目次
1. 新幹線の改札で出られなくなった
先日、新幹線の切符を失くさないように、また乗車中すぐに取り出せるようにと、スマホリングと本体の間に切符を挟んでおきました。乗車中は特に問題なく、便利に使えていました。ところが目的地に着いて改札を通ろうとしたところ、ゲートが閉まって出場できませんでした。慌てて駅員さんに事情を説明し、切符を手渡しして有人改札から出場することができました。あとから考えれば当然のことでしたが、その場では原因にすぐ気づけませんでした。
2. 磁気乗車券はどういう仕組みで読み取られているのか
新幹線や在来線の切符の裏面は、酸化鉄などの磁性体が塗布されており、そこに乗車区間や日付などの情報が磁気記録として保存されています。自動改札機はこの磁気情報を読み取ることで、切符が有効かどうかを判定する仕組みになっています。つまり切符そのものは「小さな磁気テープ」のような存在でした。

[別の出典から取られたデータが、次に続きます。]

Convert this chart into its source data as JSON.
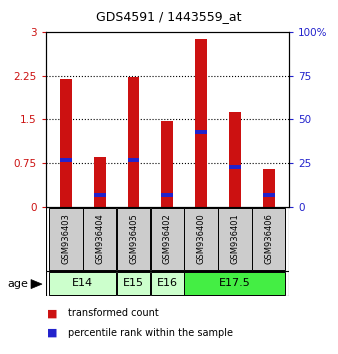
{
  "title": "GDS4591 / 1443559_at",
  "samples": [
    "GSM936403",
    "GSM936404",
    "GSM936405",
    "GSM936402",
    "GSM936400",
    "GSM936401",
    "GSM936406"
  ],
  "transformed_counts": [
    2.2,
    0.85,
    2.22,
    1.48,
    2.88,
    1.63,
    0.65
  ],
  "percentile_ranks_pct": [
    27,
    7,
    27,
    7,
    43,
    23,
    7
  ],
  "age_groups": [
    {
      "label": "E14",
      "span": [
        0,
        1
      ],
      "color": "#ccffcc"
    },
    {
      "label": "E15",
      "span": [
        2,
        2
      ],
      "color": "#ccffcc"
    },
    {
      "label": "E16",
      "span": [
        3,
        3
      ],
      "color": "#ccffcc"
    },
    {
      "label": "E17.5",
      "span": [
        4,
        6
      ],
      "color": "#44ee44"
    }
  ],
  "ylim_left": [
    0,
    3
  ],
  "ylim_right": [
    0,
    100
  ],
  "yticks_left": [
    0,
    0.75,
    1.5,
    2.25,
    3
  ],
  "yticks_right": [
    0,
    25,
    50,
    75,
    100
  ],
  "bar_color": "#cc1111",
  "percentile_color": "#2222cc",
  "bar_width": 0.35,
  "background_color": "#ffffff",
  "label_area_color": "#cccccc",
  "legend_items": [
    {
      "label": "transformed count",
      "color": "#cc1111"
    },
    {
      "label": "percentile rank within the sample",
      "color": "#2222cc"
    }
  ]
}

3. スマホリング・MagSafeの磁石がなぜ切符を壊すのか
スマホリングやMagSafeには、本体をしっかり固定するための強力な磁石が使われています。磁気ストライプのカードや切符をこの磁石に近づけると、記録されている磁気情報が乱れたり消えたりしてしまいます。特にリングと本体の間に切符を挟んでおくと、磁石とほぼ密着した状態が長時間続くため、財布の中で軽く触れる程度よりもずっと磁気不良が起きやすくなります。今回のケースは、まさにこの典型的な例でした。
4. 同じことが起きやすい身近なケース
磁気不良が起きやすい代表例としては、手帳型スマホケースのカードポケットに入れたクレジットカードやキャッシュカード、財布の中で重ねて持つ磁気ストライプカード、ホワイトボード用の磁石やマグネット式コインロッカーキーとの接触などが挙げられます。一方、Suicaなどの交通系ICカードは磁気記録ではなく非接触のIC方式のため、この種の影響を受けにくいという違いがありました。
5. 今すぐできる対策
磁気切符やクレジットカードは、スマホリングやMagSafe充電器の磁石からできるだけ離して保管することが基本でした。紛失防止が目的であれば、磁石を使わないカードケースやチケットホルダーを使う方法がおすすめです。また、モバイルSuicaやEX-ICアプリなどでチケットレス化してしまえば、そもそも磁気切符を持ち歩く必要自体がなくなります。普段からスマホリングを使う方は、リングの近くに磁気カードを置かない習慣をつけておくと安心です。
6. まとめ:今後は磁気切符自体が減っていく
JR東日本など首都圏の鉄道各社は、2026年度末以降、磁気乗車券からQRコード乗車券への置き換えを進めていく方針を発表しています。将来的には今回のようなトラブル自体が起こりにくくなる見込みですが、当面は磁気カードと磁石の組み合わせには注意が必要でした。